Hi!
In about two months I´m going to shoot a 10 min shortfilm on 16mm.
There will be mainly two looks/light-situations.
The first one is night-interior, low-light and high contrast with deep green tones dominating and I want to "justify" the light by only one visible source (im going to attach a picture of the desk lamp, it´s the typical "old-fashioned" library-lamp).
To reach a high-contrast looks with the colors "popping-out", I plan to underexpose and push-process the negative by one stop. Anyway, I´d like the image to be as clean as posible and avoid to have a grainy look...
The second one is day-interior (actually it´s the same apartment but it´s day...) and I want the light to "invade" the room coming in through the half-closed curtains (maybe I´ll use some ambient smoke). The look should be less contrasty and kind of cold so I thought of overexpose and pull process at least one stop. We also want some grain in this scene.

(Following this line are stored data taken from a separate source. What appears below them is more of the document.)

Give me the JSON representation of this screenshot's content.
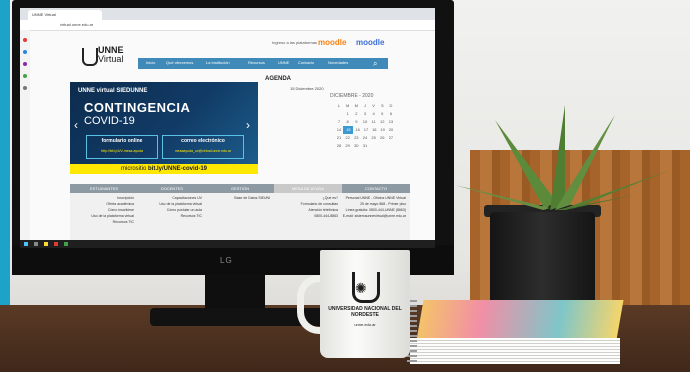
{
  "browser": {
    "tab_title": "UNNE Virtual",
    "url": "virtual.unne.edu.ar"
  },
  "site": {
    "logo_primary": "UNNE",
    "logo_secondary": "Virtual",
    "top_links": "Ingreso a las plataformas",
    "moodle_1": "moodle",
    "moodle_2": "moodle",
    "nav": [
      "Inicio",
      "Qué ofrecemos",
      "La Institución",
      "Recursos",
      "UNNE",
      "Contacto",
      "Novedades"
    ]
  },
  "banner": {
    "brand": "UNNE virtual  SIEDUNNE",
    "title": "CONTINGENCIA",
    "subtitle": "COVID-19",
    "box1_title": "formulario online",
    "box1_link": "http://bit.ly/UV-mesa-ayuda",
    "box2_title": "correo electrónico",
    "box2_link": "mesaayuda_uv@virtual.unne.edu.ar",
    "microsite_label": "micrositio",
    "microsite_link": "bit.ly/UNNE-covid-19"
  },
  "agenda": {
    "title": "AGENDA",
    "date": "15 Diciembre 2020",
    "month": "DICIEMBRE - 2020",
    "weekdays": [
      "L",
      "M",
      "M",
      "J",
      "V",
      "S",
      "D"
    ],
    "weeks": [
      [
        "",
        "1",
        "2",
        "3",
        "4",
        "5",
        "6"
      ],
      [
        "7",
        "8",
        "9",
        "10",
        "11",
        "12",
        "13"
      ],
      [
        "14",
        "15",
        "16",
        "17",
        "18",
        "19",
        "20"
      ],
      [
        "21",
        "22",
        "23",
        "24",
        "25",
        "26",
        "27"
      ],
      [
        "28",
        "29",
        "30",
        "31",
        "",
        "",
        ""
      ]
    ],
    "today": "15"
  },
  "footer": {
    "columns": [
      {
        "head": "ESTUDIANTES",
        "lines": [
          "Inscripción",
          "Oferta académica",
          "Cómo inscribirse",
          "Uso de la plataforma virtual",
          "Recursos TIC"
        ]
      },
      {
        "head": "DOCENTES",
        "lines": [
          "Capacitaciones UV",
          "Uso de la plataforma virtual",
          "Cómo postular un aula",
          "Recursos TIC"
        ]
      },
      {
        "head": "GESTIÓN",
        "lines": [
          "Base de Datos SIEUNI"
        ]
      },
      {
        "head": "MESA DE AYUDA",
        "lines": [
          "¿Qué es?",
          "Formulario de consultas",
          "Atención telefónica",
          "0800-444-8863"
        ]
      },
      {
        "head": "CONTACTO",
        "lines": [
          "Personal UNNE - Oficina UNNE Virtual",
          "25 de mayo 868 - Primer piso",
          "Línea gratuita: 0800-444-UNNE (8663)",
          "E-mail: sistemaunnevirtual@unne.edu.ar"
        ]
      }
    ]
  },
  "monitor_brand": "LG",
  "mug": {
    "university": "UNIVERSIDAD NACIONAL DEL NORDESTE",
    "web": "unne.edu.ar"
  }
}
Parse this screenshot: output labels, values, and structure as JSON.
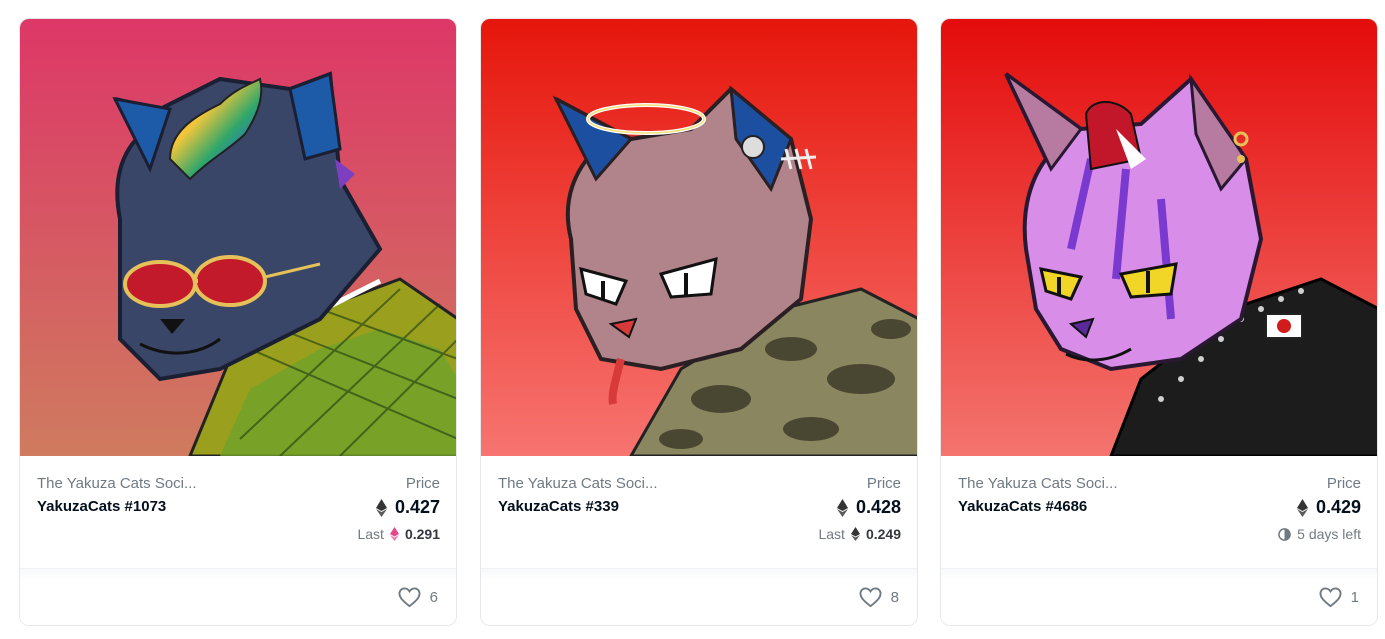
{
  "cards": [
    {
      "collection": "The Yakuza Cats Soci...",
      "name": "YakuzaCats #1073",
      "price_label": "Price",
      "price": "0.427",
      "sub_label": "Last",
      "sub_value": "0.291",
      "likes": "6"
    },
    {
      "collection": "The Yakuza Cats Soci...",
      "name": "YakuzaCats #339",
      "price_label": "Price",
      "price": "0.428",
      "sub_label": "Last",
      "sub_value": "0.249",
      "likes": "8"
    },
    {
      "collection": "The Yakuza Cats Soci...",
      "name": "YakuzaCats #4686",
      "price_label": "Price",
      "price": "0.429",
      "sub_label": "5 days left",
      "likes": "1"
    }
  ],
  "icons": {
    "currency": "ethereum-icon",
    "like": "heart-icon",
    "timer": "clock-icon"
  },
  "colors": {
    "eth_last_pink": "#e2468c",
    "text_muted": "#707a83",
    "text_dark": "#04111d"
  }
}
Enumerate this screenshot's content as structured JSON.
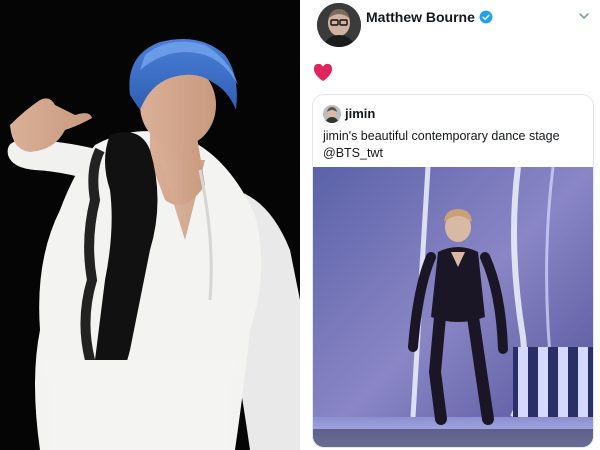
{
  "tweet": {
    "author_name": "Matthew Bourne",
    "verified": true,
    "reaction_emoji": "heart",
    "quoted": {
      "author_name": "jimin",
      "text_line1": "jimin's beautiful contemporary dance stage",
      "text_line2": "@BTS_twt"
    }
  },
  "colors": {
    "text": "#14171a",
    "verified": "#1da1f2",
    "heart": "#e0245e",
    "border": "#e1e8ed"
  }
}
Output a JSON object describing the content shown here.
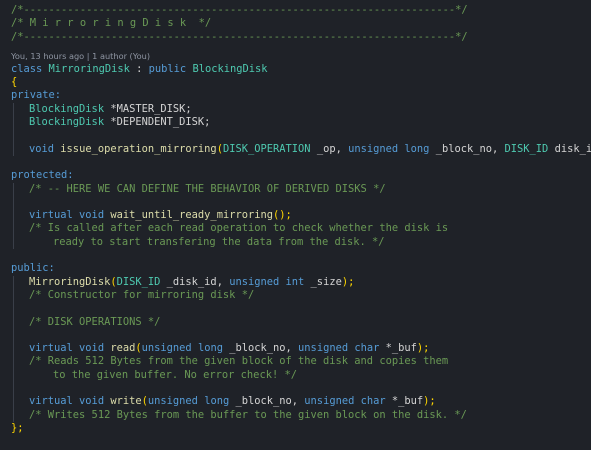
{
  "editor": {
    "codelens": "You, 13 hours ago | 1 author (You)",
    "header": {
      "rule1": "/*---------------------------------------------------------------------*/",
      "title": "/* M i r r o r i n g D i s k  */",
      "rule2": "/*---------------------------------------------------------------------*/"
    },
    "class_decl": {
      "kw_class": "class",
      "name": "MirroringDisk",
      "colon": " : ",
      "kw_public": "public",
      "base": "BlockingDisk"
    },
    "open_brace": "{",
    "close_brace": "};",
    "private_label": "private:",
    "members": [
      {
        "type": "BlockingDisk",
        "rest": " *MASTER_DISK;"
      },
      {
        "type": "BlockingDisk",
        "rest": " *DEPENDENT_DISK;"
      }
    ],
    "issue_op": {
      "kw_void": "void",
      "fn": "issue_operation_mirroring",
      "p1_type": "DISK_OPERATION",
      "p1_name": " _op, ",
      "p2_kw": "unsigned long",
      "p2_name": " _block_no, ",
      "p3_type": "DISK_ID",
      "p3_name": " disk_id",
      "end": ");"
    },
    "protected_label": "protected:",
    "protected_comment": "/* -- HERE WE CAN DEFINE THE BEHAVIOR OF DERIVED DISKS */",
    "wait_decl": {
      "kw": "virtual void",
      "fn": "wait_until_ready_mirroring",
      "end": "();"
    },
    "wait_comment_1": "/* Is called after each read operation to check whether the disk is",
    "wait_comment_2": "ready to start transfering the data from the disk. */",
    "public_label": "public:",
    "ctor_decl": {
      "fn": "MirroringDisk",
      "p1_type": "DISK_ID",
      "p1_name": " _disk_id, ",
      "p2_kw": "unsigned int",
      "p2_name": " _size",
      "end": ");"
    },
    "ctor_comment": "/* Constructor for mirroring disk */",
    "disk_ops_comment": "/* DISK OPERATIONS */",
    "read_decl": {
      "kw": "virtual void",
      "fn": "read",
      "p1_kw": "unsigned long",
      "p1_name": " _block_no, ",
      "p2_kw": "unsigned char",
      "p2_name": " *_buf",
      "end": ");"
    },
    "read_comment_1": "/* Reads 512 Bytes from the given block of the disk and copies them",
    "read_comment_2": "to the given buffer. No error check! */",
    "write_decl": {
      "kw": "virtual void",
      "fn": "write",
      "p1_kw": "unsigned long",
      "p1_name": " _block_no, ",
      "p2_kw": "unsigned char",
      "p2_name": " *_buf",
      "end": ");"
    },
    "write_comment": "/* Writes 512 Bytes from the buffer to the given block on the disk. */"
  }
}
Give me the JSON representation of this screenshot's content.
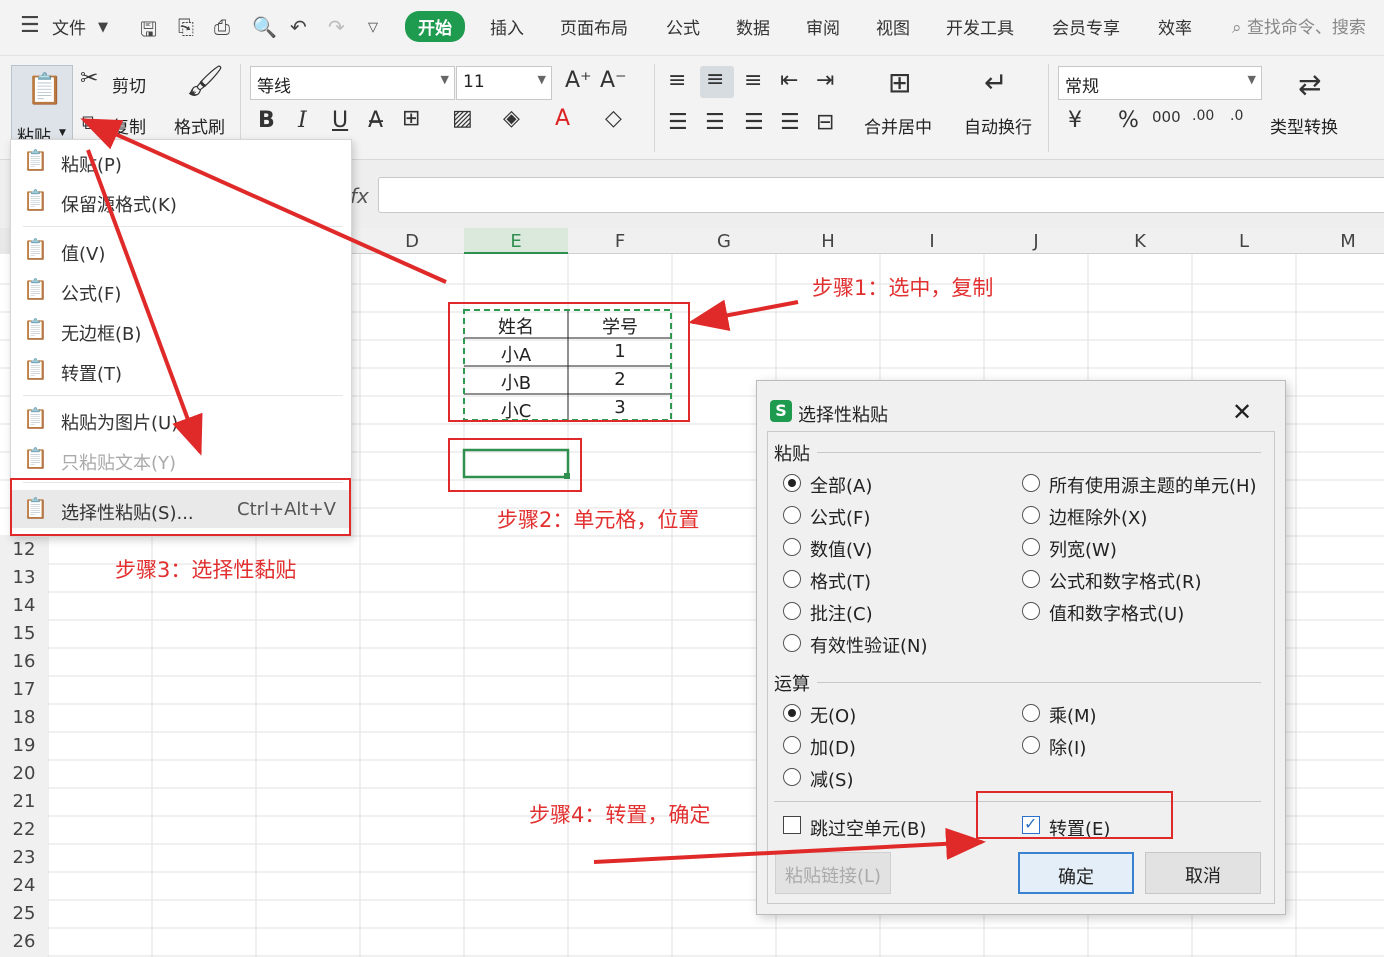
{
  "menubar": {
    "file": "文件",
    "tabs": [
      "开始",
      "插入",
      "页面布局",
      "公式",
      "数据",
      "审阅",
      "视图",
      "开发工具",
      "会员专享",
      "效率"
    ],
    "search_placeholder": "查找命令、搜索"
  },
  "ribbon": {
    "paste": "粘贴",
    "cut": "剪切",
    "copy": "复制",
    "format_painter": "格式刷",
    "font_name": "等线",
    "font_size": "11",
    "merge_center": "合并居中",
    "auto_wrap": "自动换行",
    "number_format": "常规",
    "type_convert": "类型转换",
    "bold": "B",
    "italic": "I",
    "underline": "U"
  },
  "grid": {
    "columns": [
      "D",
      "E",
      "F",
      "G",
      "H",
      "I",
      "J",
      "K",
      "L",
      "M"
    ],
    "selected_column": "E",
    "rows": [
      "12",
      "13",
      "14",
      "15",
      "16",
      "17",
      "18",
      "19",
      "20",
      "21",
      "22",
      "23",
      "24",
      "25",
      "26"
    ],
    "table": {
      "headers": [
        "姓名",
        "学号"
      ],
      "rows": [
        [
          "小A",
          "1"
        ],
        [
          "小B",
          "2"
        ],
        [
          "小C",
          "3"
        ]
      ]
    }
  },
  "paste_menu": {
    "items": [
      {
        "label": "粘贴(P)",
        "icon": "clipboard-icon"
      },
      {
        "label": "保留源格式(K)",
        "icon": "clipboard-format-icon"
      },
      {
        "label": "值(V)",
        "icon": "clipboard-123-icon"
      },
      {
        "label": "公式(F)",
        "icon": "clipboard-fx-icon"
      },
      {
        "label": "无边框(B)",
        "icon": "clipboard-noborder-icon"
      },
      {
        "label": "转置(T)",
        "icon": "clipboard-transpose-icon"
      },
      {
        "label": "粘贴为图片(U)",
        "icon": "clipboard-image-icon"
      },
      {
        "label": "只粘贴文本(Y)",
        "icon": "clipboard-text-icon"
      },
      {
        "label": "选择性粘贴(S)...",
        "shortcut": "Ctrl+Alt+V",
        "icon": "clipboard-special-icon"
      }
    ]
  },
  "dialog": {
    "title": "选择性粘贴",
    "paste_section": "粘贴",
    "paste_options_left": [
      "全部(A)",
      "公式(F)",
      "数值(V)",
      "格式(T)",
      "批注(C)",
      "有效性验证(N)"
    ],
    "paste_options_right": [
      "所有使用源主题的单元(H)",
      "边框除外(X)",
      "列宽(W)",
      "公式和数字格式(R)",
      "值和数字格式(U)"
    ],
    "paste_selected": "全部(A)",
    "operation_section": "运算",
    "operation_left": [
      "无(O)",
      "加(D)",
      "减(S)"
    ],
    "operation_right": [
      "乘(M)",
      "除(I)"
    ],
    "operation_selected": "无(O)",
    "skip_blanks": "跳过空单元(B)",
    "transpose": "转置(E)",
    "transpose_checked": true,
    "paste_link": "粘贴链接(L)",
    "ok": "确定",
    "cancel": "取消"
  },
  "annotations": {
    "step1": "步骤1：选中，复制",
    "step2": "步骤2：单元格，位置",
    "step3": "步骤3：选择性黏贴",
    "step4": "步骤4：转置，确定"
  },
  "colors": {
    "accent_green": "#1e9b4f",
    "annotation_red": "#e02a2a"
  }
}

The projects budget is quiet low (we´re all students...hehe) and we don´t have a lot of light available so I´m considering to use fast emulsions like Kodak Vision2 500T 7218 or Fuji F-400 8682 (for the day-interior) and Fuji F-500 8672 (for the night-scenes).
Fuji´s student-politics is quiet fair here in Argentina, they offered single-perforated F-400 and F-500 at 60 Dollars which is about 40 Dollars less than Kodak, so I think we go for it. But my problem is, that I don´t know much about the look of Fuji-Emulsions and how it reacts on under- and overexposure. In fact all the tests at film-school we´re doing on Kodak Vision (1) or Kodak Vision2 and almost everything I know about shooting on film is pure theory because this is going to be my first project on film as DP. I feel quiet unsure about what we´re going to do and how to expose (yeah, in fact i´m afraid of messing it up...hehe) that´s why I´d like to hear somebody´s opinion about this who actually has got experience with shooting on F-400 and F-500 in situations which are comparable to the ones I described before...
Thank you very much for your answers!